This proposal is an improvement on the previous Proof of Work relay scheme, but I think still misses some of the objectives.
As I see it, an MEV mitigation scheme has 3 main objectives:
- Move some of the money that searchers are earning, or currently wasting on latency reduction, to the Arbitrum ecosystem.
- Eliminate the need for latency races by the searchers, to remove the need for spamming transactions or creating 1000s of connections to the sequencer feed
- Achieve the above while damaging the regular customer experience as little as possible
I think this proposal will do a reasonable job of objective 1, although there could be other strategies that will lead to a higher proportion of MEV being paid to the ecosystem
I don’t think this proposal will eliminate the searcher speed races. In the limit of large fees, the time savings a searcher is purchasing (compared to no added latency) will be proportional to gc/F. So when trying to save the last fractions of a millisecond, that will prove very expensive, and hence still worth searchers making many sequencer connections.
On objective 3, one of the main selling points of the Arbitrum ecosystem is its low transaction latency. Even for the regular customer, most transactions will return a response in < 300ms. So to suddenly add an extra 500ms to everyone’s transactions seems like destroying the elegant and efficient system you currently have. Plus messing with the simplicity of FCFS will likely introduce a whole load of new exploits for searchers (blind spamming for sandwich attacks perhaps).

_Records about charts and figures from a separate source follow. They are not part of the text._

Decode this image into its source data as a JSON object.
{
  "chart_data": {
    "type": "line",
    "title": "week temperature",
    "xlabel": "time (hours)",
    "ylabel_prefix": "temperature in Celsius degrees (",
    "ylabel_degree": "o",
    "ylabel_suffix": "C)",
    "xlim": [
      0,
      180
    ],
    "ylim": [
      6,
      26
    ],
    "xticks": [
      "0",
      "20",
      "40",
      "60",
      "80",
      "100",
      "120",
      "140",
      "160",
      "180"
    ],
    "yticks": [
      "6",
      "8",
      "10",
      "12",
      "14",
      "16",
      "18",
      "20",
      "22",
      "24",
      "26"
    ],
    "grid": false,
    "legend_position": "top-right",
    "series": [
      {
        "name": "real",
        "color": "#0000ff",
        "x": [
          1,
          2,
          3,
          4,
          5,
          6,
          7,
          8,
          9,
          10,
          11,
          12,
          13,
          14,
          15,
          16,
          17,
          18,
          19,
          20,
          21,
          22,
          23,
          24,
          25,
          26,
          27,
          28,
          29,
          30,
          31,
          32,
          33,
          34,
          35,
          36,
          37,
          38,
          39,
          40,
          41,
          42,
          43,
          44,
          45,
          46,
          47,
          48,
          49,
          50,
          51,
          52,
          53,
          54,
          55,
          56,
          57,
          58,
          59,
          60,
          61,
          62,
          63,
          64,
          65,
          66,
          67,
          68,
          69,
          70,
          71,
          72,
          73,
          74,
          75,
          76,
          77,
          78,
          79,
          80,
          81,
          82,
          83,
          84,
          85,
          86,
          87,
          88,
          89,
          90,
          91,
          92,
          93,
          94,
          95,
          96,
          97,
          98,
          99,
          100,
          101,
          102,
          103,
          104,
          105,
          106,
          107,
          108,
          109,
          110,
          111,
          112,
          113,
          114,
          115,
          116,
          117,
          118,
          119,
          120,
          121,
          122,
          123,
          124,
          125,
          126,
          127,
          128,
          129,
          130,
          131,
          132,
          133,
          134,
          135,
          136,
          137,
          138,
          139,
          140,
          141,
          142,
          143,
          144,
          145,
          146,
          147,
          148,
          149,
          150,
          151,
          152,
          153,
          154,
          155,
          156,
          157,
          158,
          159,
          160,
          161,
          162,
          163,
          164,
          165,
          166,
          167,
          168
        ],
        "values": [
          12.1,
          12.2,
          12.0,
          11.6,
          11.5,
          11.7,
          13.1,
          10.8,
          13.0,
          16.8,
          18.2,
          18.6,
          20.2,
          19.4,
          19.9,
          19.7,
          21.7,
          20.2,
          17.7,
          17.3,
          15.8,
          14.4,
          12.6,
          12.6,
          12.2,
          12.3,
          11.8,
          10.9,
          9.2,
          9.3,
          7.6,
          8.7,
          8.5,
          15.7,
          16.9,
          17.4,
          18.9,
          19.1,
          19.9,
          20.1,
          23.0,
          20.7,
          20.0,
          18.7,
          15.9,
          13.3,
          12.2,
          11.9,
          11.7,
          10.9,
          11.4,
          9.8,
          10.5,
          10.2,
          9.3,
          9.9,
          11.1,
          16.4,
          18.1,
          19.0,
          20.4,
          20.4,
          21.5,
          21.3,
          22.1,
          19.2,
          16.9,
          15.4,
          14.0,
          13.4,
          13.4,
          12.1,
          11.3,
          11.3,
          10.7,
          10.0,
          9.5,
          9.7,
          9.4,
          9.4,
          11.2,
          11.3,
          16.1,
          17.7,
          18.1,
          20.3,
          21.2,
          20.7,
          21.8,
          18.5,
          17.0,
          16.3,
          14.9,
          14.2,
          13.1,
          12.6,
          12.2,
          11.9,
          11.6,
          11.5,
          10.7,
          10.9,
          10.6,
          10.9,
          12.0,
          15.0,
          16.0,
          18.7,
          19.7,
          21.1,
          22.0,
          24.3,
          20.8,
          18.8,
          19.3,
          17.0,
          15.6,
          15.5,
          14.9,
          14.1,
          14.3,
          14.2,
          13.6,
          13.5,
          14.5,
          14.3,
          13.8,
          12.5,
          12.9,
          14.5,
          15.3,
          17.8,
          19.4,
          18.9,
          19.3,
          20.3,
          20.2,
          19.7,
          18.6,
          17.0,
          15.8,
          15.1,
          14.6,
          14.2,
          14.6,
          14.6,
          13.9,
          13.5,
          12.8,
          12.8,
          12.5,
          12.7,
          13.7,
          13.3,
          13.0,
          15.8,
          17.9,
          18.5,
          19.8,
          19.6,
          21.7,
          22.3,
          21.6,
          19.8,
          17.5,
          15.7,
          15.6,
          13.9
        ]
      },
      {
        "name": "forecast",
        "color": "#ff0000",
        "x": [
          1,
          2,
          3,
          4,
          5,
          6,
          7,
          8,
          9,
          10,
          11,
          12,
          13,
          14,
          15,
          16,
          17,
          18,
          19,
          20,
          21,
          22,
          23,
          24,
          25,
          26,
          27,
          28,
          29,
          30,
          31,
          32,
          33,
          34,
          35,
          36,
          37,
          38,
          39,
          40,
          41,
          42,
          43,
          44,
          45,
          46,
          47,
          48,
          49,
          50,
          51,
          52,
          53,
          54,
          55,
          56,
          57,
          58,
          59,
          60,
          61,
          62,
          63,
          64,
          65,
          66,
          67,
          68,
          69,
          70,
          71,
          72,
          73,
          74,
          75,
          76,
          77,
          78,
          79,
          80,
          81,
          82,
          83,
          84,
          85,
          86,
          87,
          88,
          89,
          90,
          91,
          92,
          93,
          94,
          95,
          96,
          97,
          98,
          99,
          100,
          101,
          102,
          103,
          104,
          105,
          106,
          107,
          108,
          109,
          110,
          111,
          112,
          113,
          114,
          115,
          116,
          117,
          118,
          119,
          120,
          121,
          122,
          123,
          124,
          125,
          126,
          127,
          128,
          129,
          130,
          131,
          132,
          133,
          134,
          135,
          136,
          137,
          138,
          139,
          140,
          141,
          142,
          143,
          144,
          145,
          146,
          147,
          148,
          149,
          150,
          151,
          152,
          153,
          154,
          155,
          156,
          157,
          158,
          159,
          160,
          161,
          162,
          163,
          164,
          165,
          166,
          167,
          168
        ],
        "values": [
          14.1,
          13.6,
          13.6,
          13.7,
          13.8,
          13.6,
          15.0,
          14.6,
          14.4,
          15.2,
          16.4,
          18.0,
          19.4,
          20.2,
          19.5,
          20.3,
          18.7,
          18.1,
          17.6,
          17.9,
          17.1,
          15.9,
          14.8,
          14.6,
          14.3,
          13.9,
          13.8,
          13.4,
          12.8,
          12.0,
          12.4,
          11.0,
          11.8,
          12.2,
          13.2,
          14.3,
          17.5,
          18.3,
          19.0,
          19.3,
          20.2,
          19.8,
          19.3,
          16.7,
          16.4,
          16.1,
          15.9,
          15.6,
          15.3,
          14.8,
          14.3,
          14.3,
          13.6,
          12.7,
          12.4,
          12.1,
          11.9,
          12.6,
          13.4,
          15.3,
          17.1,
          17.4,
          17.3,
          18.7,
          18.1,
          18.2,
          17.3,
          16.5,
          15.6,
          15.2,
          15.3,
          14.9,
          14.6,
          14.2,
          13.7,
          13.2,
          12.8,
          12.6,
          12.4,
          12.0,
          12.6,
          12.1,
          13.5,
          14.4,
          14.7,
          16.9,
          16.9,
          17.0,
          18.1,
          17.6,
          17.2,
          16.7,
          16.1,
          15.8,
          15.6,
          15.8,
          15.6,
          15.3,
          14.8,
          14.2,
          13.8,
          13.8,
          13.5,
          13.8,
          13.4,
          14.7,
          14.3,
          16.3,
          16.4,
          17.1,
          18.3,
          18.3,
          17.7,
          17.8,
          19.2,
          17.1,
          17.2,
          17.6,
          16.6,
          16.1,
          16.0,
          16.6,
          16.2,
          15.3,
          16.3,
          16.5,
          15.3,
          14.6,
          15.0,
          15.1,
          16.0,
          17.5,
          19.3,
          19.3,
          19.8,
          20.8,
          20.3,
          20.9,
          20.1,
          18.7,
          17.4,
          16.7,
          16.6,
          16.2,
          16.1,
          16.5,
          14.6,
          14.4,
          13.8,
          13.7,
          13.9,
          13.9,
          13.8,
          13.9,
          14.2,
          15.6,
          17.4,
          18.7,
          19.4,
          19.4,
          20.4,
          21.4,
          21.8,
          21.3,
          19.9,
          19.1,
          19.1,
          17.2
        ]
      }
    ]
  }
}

If you want to charge searchers for preferential access, I suggest imposing the delay on the outbound sequencer feed side. That seems much less manipulatable, more controllable, and less impactful on the regular user. For instance, a daily lottery or auction for non-delayed sequencer feed connections. This would be similar to the previous proof of work suggestion, but without the PoW. I’d be happy to work with the team designing a lottery smart contract for ordering of sequencer connections.